CalSTRS beneficiaries, students, representatives of non-profit organizations and one trustee are urging the $241.3 billion West Sacramento-based pension plan to divest from fossil-fuel investments.
At CalSTRS' recent investment committee meeting, a large group that included about 40 school children armed with signs, banners and stuffed animals, urged the committee to divest from fossil fuels and to add divestment as a tool in the California State Teachers' Retirement System's governance policy. Speakers, including many of the students whose comments were not broadcast by CalSTRS to protect their privacy, urged CalSTRS to divest, according to videos posted on the website of Fossil Free California.
Jane Vosburg, a CalSTRS beneficiary and a member of the steering committee of non-profit organization Fossil Free California, also urged pension fund officials to include in its policy that it is willing to divest from fossil fuels and to use that divestment threat to persuade fossil-fuel companies to reduce C02 emissions.
"We feel that active engagement with fossil-fuel companies should not end with discussion and talk," Ms. Vosburg said. "Divestment by CalSTRS and other large investors may be the persuasion they need to take steps to combat climate change, which threatens our fund and our very existence."
California Treasurer Fiona Ma, a CalSTRS and CalPERS board member, is also calling on CalSTRS to divest from its investment in fossil fuels, said Mark DeSio, a spokesman for the treasurer. On Sept. 10, Ms. Ma circulated a news release from Fossil Free California highlighting Ms. Ma's support for fossil-fuel divestment.
"Where we invest our money reflects our values, and we should be valuing a clean energy future for California. These brave and passionate students are reminding us of that," Ms. Ma said in the release.
Mr. DeSio said in an email that Ms. Ma is starting with urging CalSTRS to divest from fossil fuels, and after that may ask the $378.4 billion California Public Employees' Retirement System, Sacramento, to also divest from fossil fuels.

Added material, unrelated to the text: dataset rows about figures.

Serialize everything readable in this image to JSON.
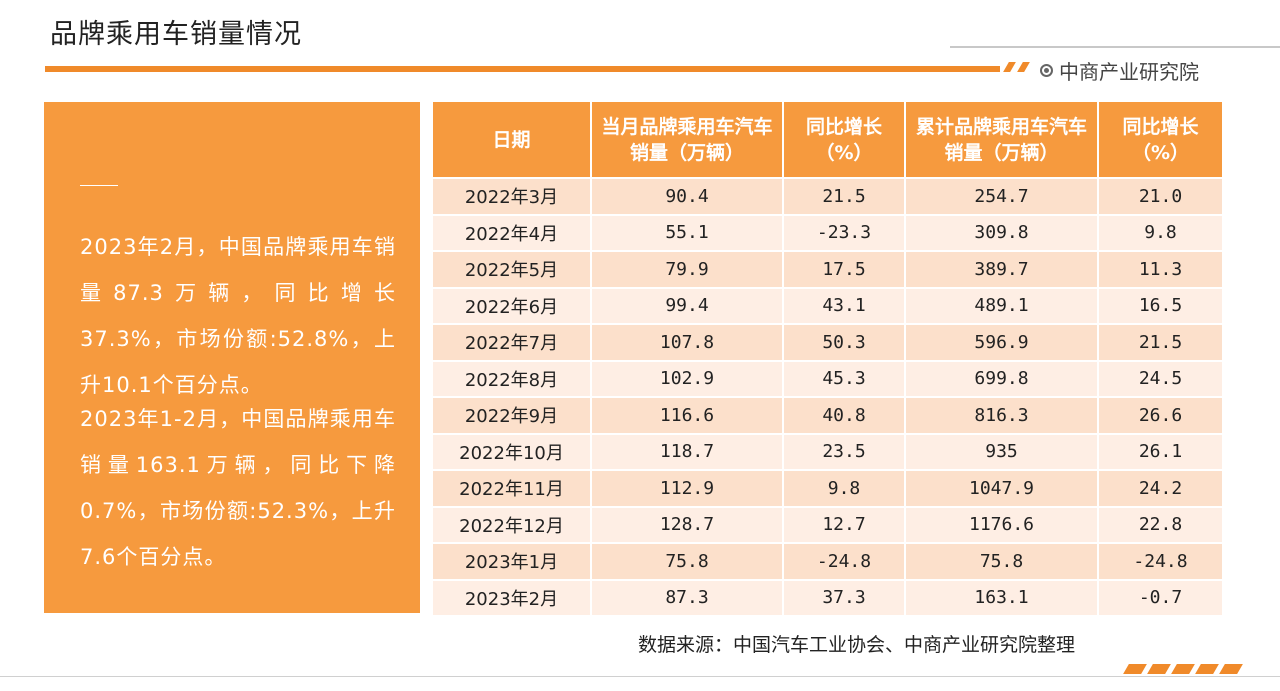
{
  "page": {
    "title": "品牌乘用车销量情况",
    "brand": "中商产业研究院",
    "accent_color": "#f08a2a",
    "panel_color": "#f69a3e"
  },
  "summary": {
    "paragraph1": "2023年2月，中国品牌乘用车销量87.3万辆，同比增长37.3%，市场份额:52.8%，上升10.1个百分点。",
    "paragraph2": "2023年1-2月，中国品牌乘用车销量163.1万辆，同比下降0.7%，市场份额:52.3%，上升7.6个百分点。"
  },
  "table": {
    "headers": [
      "日期",
      "当月品牌乘用车汽车销量（万辆）",
      "同比增长（%）",
      "累计品牌乘用车汽车销量（万辆）",
      "同比增长（%）"
    ],
    "rows": [
      [
        "2022年3月",
        "90.4",
        "21.5",
        "254.7",
        "21.0"
      ],
      [
        "2022年4月",
        "55.1",
        "-23.3",
        "309.8",
        "9.8"
      ],
      [
        "2022年5月",
        "79.9",
        "17.5",
        "389.7",
        "11.3"
      ],
      [
        "2022年6月",
        "99.4",
        "43.1",
        "489.1",
        "16.5"
      ],
      [
        "2022年7月",
        "107.8",
        "50.3",
        "596.9",
        "21.5"
      ],
      [
        "2022年8月",
        "102.9",
        "45.3",
        "699.8",
        "24.5"
      ],
      [
        "2022年9月",
        "116.6",
        "40.8",
        "816.3",
        "26.6"
      ],
      [
        "2022年10月",
        "118.7",
        "23.5",
        "935",
        "26.1"
      ],
      [
        "2022年11月",
        "112.9",
        "9.8",
        "1047.9",
        "24.2"
      ],
      [
        "2022年12月",
        "128.7",
        "12.7",
        "1176.6",
        "22.8"
      ],
      [
        "2023年1月",
        "75.8",
        "-24.8",
        "75.8",
        "-24.8"
      ],
      [
        "2023年2月",
        "87.3",
        "37.3",
        "163.1",
        "-0.7"
      ]
    ]
  },
  "source": "数据来源：中国汽车工业协会、中商产业研究院整理"
}
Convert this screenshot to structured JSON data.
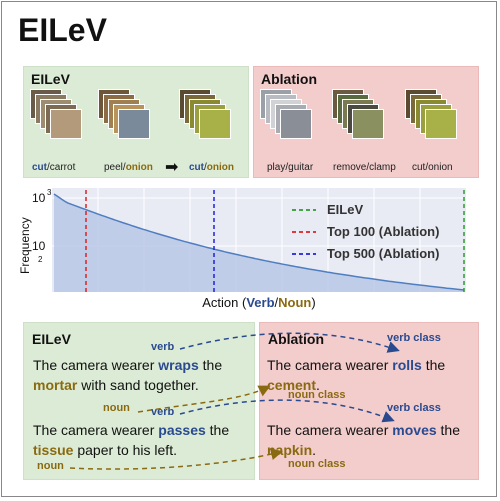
{
  "title": "EILeV",
  "top_left": {
    "label": "EILeV",
    "clips": [
      {
        "verb": "cut",
        "sep": "/",
        "noun": "carrot",
        "verb_highlight": true,
        "noun_highlight": false
      },
      {
        "verb": "peel",
        "sep": "/",
        "noun": "onion",
        "verb_highlight": false,
        "noun_highlight": true
      },
      {
        "verb": "cut",
        "sep": "/",
        "noun": "onion",
        "verb_highlight": true,
        "noun_highlight": true
      }
    ]
  },
  "top_right": {
    "label": "Ablation",
    "clips": [
      {
        "verb": "play",
        "sep": "/",
        "noun": "guitar"
      },
      {
        "verb": "remove",
        "sep": "/",
        "noun": "clamp"
      },
      {
        "verb": "cut",
        "sep": "/",
        "noun": "onion"
      }
    ]
  },
  "chart_data": {
    "type": "area",
    "ylabel": "Frequency",
    "yticks": [
      "10",
      "10"
    ],
    "ytick_exponents": [
      "3",
      "2"
    ],
    "xlabel_parts": [
      "Action (",
      "Verb",
      "/",
      "Noun",
      ")"
    ],
    "legend": [
      {
        "label": "EILeV",
        "color": "#2e9a2e"
      },
      {
        "label": "Top 100 (Ablation)",
        "color": "#e02020"
      },
      {
        "label": "Top 500 (Ablation)",
        "color": "#2020e0"
      }
    ],
    "fill_color": "#b8c8e6",
    "line_color": "#4f7ec0"
  },
  "bottom_left": {
    "label": "EILeV",
    "sentence1": [
      "The camera wearer ",
      "wraps",
      " the ",
      "mortar",
      " with sand together."
    ],
    "sentence2": [
      "The camera wearer ",
      "passes",
      " the ",
      "tissue",
      " paper to his left."
    ],
    "annot_verb": "verb",
    "annot_noun": "noun"
  },
  "bottom_right": {
    "label": "Ablation",
    "sentence1": [
      "The camera wearer ",
      "rolls",
      " the ",
      "cement",
      "."
    ],
    "sentence2": [
      "The camera wearer ",
      "moves",
      " the ",
      "napkin",
      "."
    ],
    "annot_verb_class": "verb class",
    "annot_noun_class": "noun class"
  }
}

After the public comment period was over, Harry M. Keiley, investment committee chairman said that committee members talked about the issue but they disagree on the speed of change. Members of the public want CalSTRS to divest from fossil fuels today or yesterday, he said. While CalSTRS may not be divesting from fossil fuels right now, pension fund officials do care about the issue, he said.
"CalSTRS understands that climate change poses material risks to humanity, the world economy and our investment portfolio," the pension fund said in a written statement. "CalSTRS, as part of a global coalition of investors, is currently engaging with the major fossil-fuel companies to advance a transition to a low-carbon economy."
Pension funds officials also support public policies such as cap-and-trade, engaging with companies and investing in sustainable business while fulfilling its fiduciary duty to provide benefits to California's educators, it stated.